There was another silence while she put on her hat, and wrapped herself in her long dark cloak. Then Thord took Pequita by the hand.

“Good-night, Lotys!”

“Good-night, Sergius!”

Leroy turned to his two friends and spoke to them in a low tone.

“Go your ways!” he said peremptorily; “I will join you later!”

Vain were their alarmed looks of remonstrance; and in another moment all the party had separated, and only Max Graub and Axel Regor remained on the pavement outside the tavern, disconsolately watching two figures disappearing in the semi-shadowed moonlight—Pasquin Leroy and Lotys—walking closely side by side.

“Was there ever such a drama as this?” muttered Graub, “He may lose his life at any moment!”

“If he does,” responded Regor, “It will not be our fault. We do our best to guard him from the consequence of one folly,—and he straightway runs into another! There is no help for it; we have sworn to obey him, and we must keep our oath!”

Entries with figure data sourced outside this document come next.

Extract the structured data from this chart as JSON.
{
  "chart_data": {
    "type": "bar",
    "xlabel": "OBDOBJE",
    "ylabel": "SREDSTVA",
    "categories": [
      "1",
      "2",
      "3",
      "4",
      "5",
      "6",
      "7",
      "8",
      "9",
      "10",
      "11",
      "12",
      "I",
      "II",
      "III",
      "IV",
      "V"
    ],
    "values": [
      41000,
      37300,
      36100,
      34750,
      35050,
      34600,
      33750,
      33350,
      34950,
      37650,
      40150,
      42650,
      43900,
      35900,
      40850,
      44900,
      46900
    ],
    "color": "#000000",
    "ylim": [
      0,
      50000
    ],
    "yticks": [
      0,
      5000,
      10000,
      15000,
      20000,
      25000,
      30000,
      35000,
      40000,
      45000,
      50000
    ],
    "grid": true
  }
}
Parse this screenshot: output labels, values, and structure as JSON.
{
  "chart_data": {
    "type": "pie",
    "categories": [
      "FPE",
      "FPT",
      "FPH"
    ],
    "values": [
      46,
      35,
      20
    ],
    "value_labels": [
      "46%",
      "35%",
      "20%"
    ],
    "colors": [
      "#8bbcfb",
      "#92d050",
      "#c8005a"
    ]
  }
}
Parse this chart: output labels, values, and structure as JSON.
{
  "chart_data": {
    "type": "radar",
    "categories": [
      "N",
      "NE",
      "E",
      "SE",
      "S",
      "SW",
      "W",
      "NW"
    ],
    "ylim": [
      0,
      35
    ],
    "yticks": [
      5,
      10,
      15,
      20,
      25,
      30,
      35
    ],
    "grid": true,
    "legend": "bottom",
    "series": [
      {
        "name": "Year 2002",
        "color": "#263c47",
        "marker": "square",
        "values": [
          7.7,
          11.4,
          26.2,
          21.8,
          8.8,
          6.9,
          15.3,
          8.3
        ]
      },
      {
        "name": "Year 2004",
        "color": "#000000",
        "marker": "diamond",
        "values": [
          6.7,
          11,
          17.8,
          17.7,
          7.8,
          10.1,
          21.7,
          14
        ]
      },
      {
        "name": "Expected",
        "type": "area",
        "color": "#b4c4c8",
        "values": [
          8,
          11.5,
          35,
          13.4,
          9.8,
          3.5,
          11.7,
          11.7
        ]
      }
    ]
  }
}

They passed slowly along the street, too absorbed in their own uncomfortable reflections for the interchange of many words. By the rules of the Revolutionary Committee, they were not allowed ‘to follow or track any other member’ so they were careful to walk in a reverse direction to that taken by their late comrades. The great bell of the Cathedral boomed midnight as they climbed towards the citadel, and the pale moon peeping whitely through piled-up fleecy clouds, shed a silver glare upon the quiet sea. And down into the ‘slums,’ down, and ever deeper, into the sad and cheerless ‘Quarter of the Poor’ Pasquin Leroy walked as though he trod lightly on a path of flowers,—his heart beating high, and his soul fully awakened within him, thrilled, he knew not why, to the heart’s core by the soft low voice of Lotys,—and glad that in the glimpses of the moonlight her eyes were occasionally lifted to his face, with something of a child’s trust, if not of a woman’s tenderness.